Помню, когда Лара сказала, что, мол, я смотрю, ты просто фанатеешь от Наташи, так неприятно стало. Потому что обиднее бывает не тогда, когда вслух рассуждают о твоей глупой влюбленности, нет. Обиднее, когда говорят о твоей глупой детской влюбленности, которой на самом деле нет. И потому что это ведь совсем не так, потому что стереотипы и, возможно, твои старые ошибки порой значат слишком много для новых людей; и мне было бы так легко, если бы Мортан узнала про Сонатку и начала бы меня ругать, учить, выговаривать. И у меня были бы слова, объяснения, причины, облегчение внутреннее, что все уже прошло; и все хорошо, что хорошо кончается.
А тут получается, что и неправда это, и никто не знает, как я внутри горда из-за этого: ведь у меня не снесло крышу, как тогда, ведь я все сделала правильно, ведь я сейчас прекрасно контролирую свои эмоции хотя бы по поводу этого человека, я чувствую только то, что мне хочется, люблю так, как мне хочется. И до слез, никто не знает, скольких трудов мне это стоило.
И невозможно ничего сказать. Неважно, что будет думать и ощущать Лара, главное, мне самой каждое мое слово будет казаться глупым ненужным оправданием, жалкой отговоркой.

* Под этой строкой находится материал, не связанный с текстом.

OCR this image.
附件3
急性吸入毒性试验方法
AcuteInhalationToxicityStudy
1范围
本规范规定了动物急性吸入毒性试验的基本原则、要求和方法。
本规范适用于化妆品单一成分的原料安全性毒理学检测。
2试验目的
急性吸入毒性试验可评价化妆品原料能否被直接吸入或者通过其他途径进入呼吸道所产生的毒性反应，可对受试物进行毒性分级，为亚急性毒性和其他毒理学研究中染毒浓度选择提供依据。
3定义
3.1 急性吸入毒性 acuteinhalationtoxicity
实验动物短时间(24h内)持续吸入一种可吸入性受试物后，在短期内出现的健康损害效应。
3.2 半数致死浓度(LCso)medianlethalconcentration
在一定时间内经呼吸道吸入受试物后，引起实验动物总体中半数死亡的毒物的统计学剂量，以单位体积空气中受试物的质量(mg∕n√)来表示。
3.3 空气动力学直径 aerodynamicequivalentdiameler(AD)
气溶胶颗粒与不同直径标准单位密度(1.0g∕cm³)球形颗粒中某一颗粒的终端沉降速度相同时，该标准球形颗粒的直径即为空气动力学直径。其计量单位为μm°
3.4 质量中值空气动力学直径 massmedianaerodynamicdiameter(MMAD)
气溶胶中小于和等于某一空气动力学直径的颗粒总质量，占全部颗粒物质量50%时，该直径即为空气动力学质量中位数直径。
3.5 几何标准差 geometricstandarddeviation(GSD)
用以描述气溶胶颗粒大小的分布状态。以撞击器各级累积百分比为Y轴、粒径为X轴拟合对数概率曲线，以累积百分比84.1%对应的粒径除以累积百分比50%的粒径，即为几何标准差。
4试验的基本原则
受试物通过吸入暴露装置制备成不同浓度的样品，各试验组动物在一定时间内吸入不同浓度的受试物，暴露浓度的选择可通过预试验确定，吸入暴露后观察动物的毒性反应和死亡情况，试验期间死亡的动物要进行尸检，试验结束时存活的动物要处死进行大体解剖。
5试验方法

И вот сейчас, теперь, я так боюсь потерять. Не человека, нет, Москва не большой в этом смысле город. Я боюсь потерять ту нить, которая связывает нас, ту тоненькую, серебряную, почти невидимую, но такую прочную, как мне хотелось бы думать, леску. На которую нанизаны все совсем немногочисленные смс, письма, комментарии и посты, я могу пересчитать их по пальцам; открытка и Бродский с родным почерком на белоснежном форзаце; тайна моего происхождения, моя учеба на истфаке СПбГУ, я, измученная электричками, и растревоженная Наташа вечером в нашем кофехаусе; вечера на Пушке, Кутузовский и все наши разговоры. Мне так нужна эта женщина, мне нужен ее Город и неумолимая ветреность, я не могу ничего с собой поделать, я буду ждать ее снова и снова в мокрой, грязной и сумрачной столице, я буду думать о ней под проливным дождем, на солнечных лужайках садов, нашими девичьими ночами, бредя по улицам холодного Петербурга, разговаривая с очередным чужим прекрасным принцем. Мне нужен остров в моей жизни, о котором знают только двое, который не нужно защищать от взглядов и суждений, нужно что-то свое, собственное, личное. Потому что нежностью, потому что дорого.

Зачем же я тогда все это выговариваю, открытым постом заявляю? Мне от этого может быть станет чуть легче, а тайное, личное, сокровенное таковым и останется.

Прости, если что-то слишком открыто, ты ведь совсем не любишь это.